LinuxQuestions.org - Sed/Awk: print lines between n'th and (n+1)'th match of "foo"

- Programming (https://www.linuxquestions.org/questions/programming-9/)

- - Sed/Awk: print lines between n'th and (n+1)'th match of "foo" (https://www.linuxquestions.org/questions/programming-9/sed-awk-print-lines-between-nth-and-n-1-th-match-of-foo-577962/)

Sed/Awk: print lines between n'th and (n+1)'th match of "foo"

I have a textfile, which may for example look like this:

Code:

blaaat

foo bar

some text here

-o-

more text

more foo's

and even more bar

-o-

.<only a dot>

-o-

...

....

...

...

...

-o-

There's a "^-o-$" between every 'record'.
The user enters a number (call it $1), my script should use sed and/or awk to print out the x-th record in the file.

This is what I've got so far, it's only input-checking actually:

Code:

ubound=`cat $file | grep -c -e -o-`

test $1 -lt 1 -o $1 -gt $ubound 2>/dev/null

if [ $? = 0 ]; then

        echo "Warning: n should be in the range [1,$ubound]."

        exit 1

fi

Can anyone help me further on the sed/awk part please?
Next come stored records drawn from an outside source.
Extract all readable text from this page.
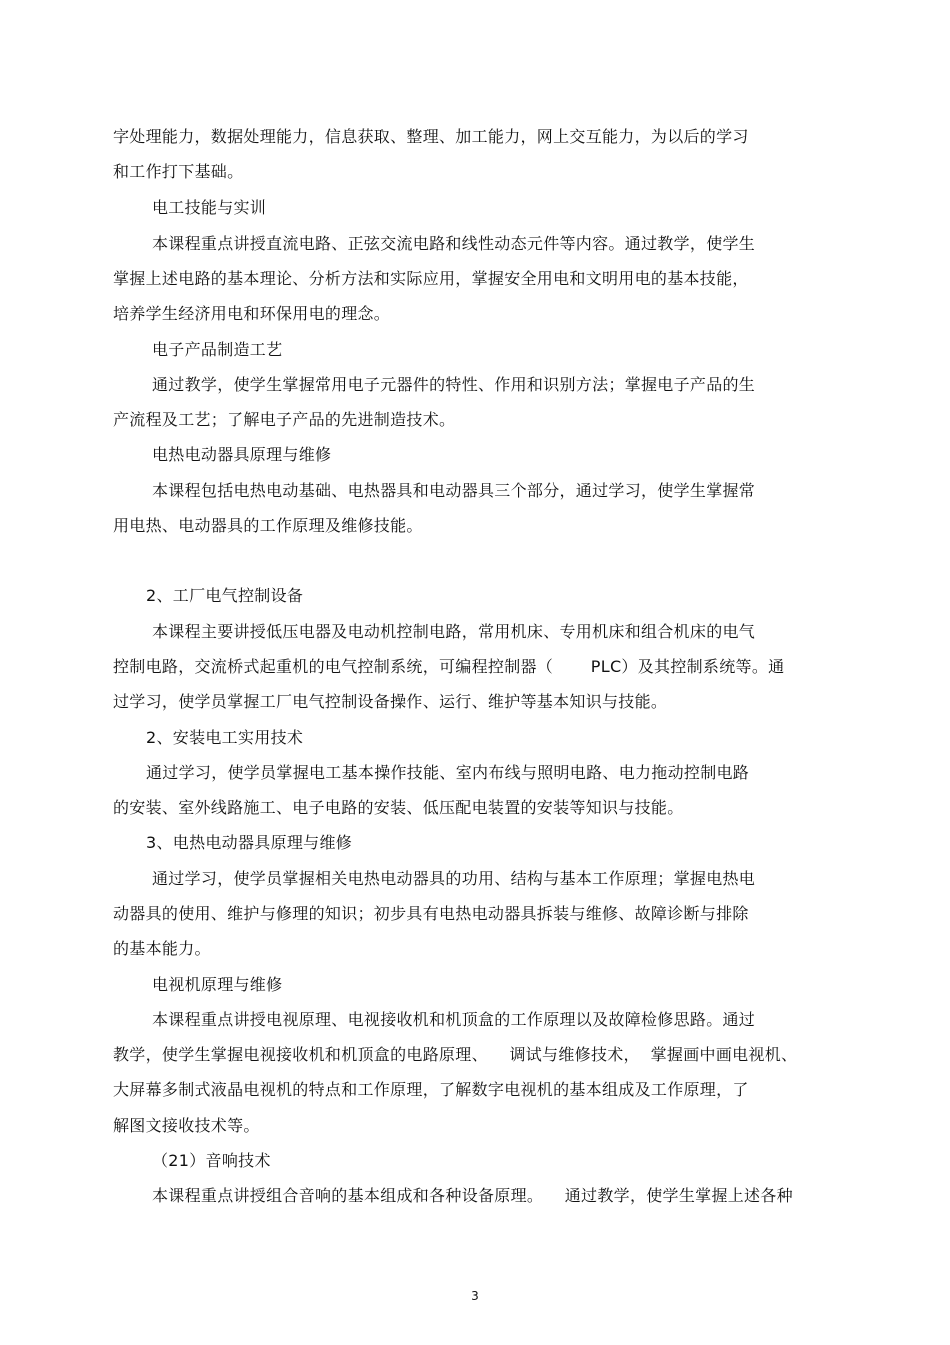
字处理能力，数据处理能力，信息获取、整理、加工能力，网上交互能力，为以后的学习
和工作打下基础。
电工技能与实训
本课程重点讲授直流电路、正弦交流电路和线性动态元件等内容。通过教学，使学生
掌握上述电路的基本理论、分析方法和实际应用，掌握安全用电和文明用电的基本技能，
培养学生经济用电和环保用电的理念。
电子产品制造工艺
通过教学，使学生掌握常用电子元器件的特性、作用和识别方法；掌握电子产品的生
产流程及工艺；了解电子产品的先进制造技术。
电热电动器具原理与维修
本课程包括电热电动基础、电热器具和电动器具三个部分，通过学习，使学生掌握常
用电热、电动器具的工作原理及维修技能。
2、工厂电气控制设备
本课程主要讲授低压电器及电动机控制电路，常用机床、专用机床和组合机床的电气
控制电路，交流桥式起重机的电气控制系统，可编程控制器（       PLC）及其控制系统等。通
过学习，使学员掌握工厂电气控制设备操作、运行、维护等基本知识与技能。
2、安装电工实用技术
通过学习，使学员掌握电工基本操作技能、室内布线与照明电路、电力拖动控制电路
的安装、室外线路施工、电子电路的安装、低压配电装置的安装等知识与技能。
3、电热电动器具原理与维修
通过学习，使学员掌握相关电热电动器具的功用、结构与基本工作原理；掌握电热电
动器具的使用、维护与修理的知识；初步具有电热电动器具拆装与维修、故障诊断与排除
的基本能力。
电视机原理与维修
本课程重点讲授电视原理、电视接收机和机顶盒的工作原理以及故障检修思路。通过
教学，使学生掌握电视接收机和机顶盒的电路原理、    调试与维修技术，  掌握画中画电视机、
大屏幕多制式液晶电视机的特点和工作原理，了解数字电视机的基本组成及工作原理，了
解图文接收技术等。
（21）音响技术
本课程重点讲授组合音响的基本组成和各种设备原理。    通过教学，使学生掌握上述各种
3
awk -v RS='-o-' 'NR == '$1' { print }' input_file

Quote:

Originally Posted by xaverius (Post 2862845)

Code:

ubound=`cat $file | grep -c -e -o-`

test $1 -lt 1 -o $1 -gt $ubound 2>/dev/null

if [ $? = 0 ]; then

        echo "Warning: n should be in the range [1,$ubound]."

        exit 1

fi

Incidentally, why not

Code:

ubound=$(grep -c '^-o-$' $file)

if [[ $1 -lt 1 || $1 -gt $ubound ]]; then

        echo "Warning: n should be in the range [1,$ubound]."

        exit 1

fi

Quote:

Originally Posted by digiot (Post 2862865)

Incidentally, why not

Code:

ubound=$(grep -c '^-o-$' $file)

if [[ $1 -lt 1 || $1 -gt $ubound ]]; then

        echo "Warning: n should be in the range [1,$ubound]."

        exit 1

fi

Because of the stderr-redirection: users might nog enter a real number, but rather something like "1q" or "foo"... doing it this way, the script will print a nice error message and just exit :)
edit2: I hadn't noticed the double [[/]] you used there... do they have the same effect?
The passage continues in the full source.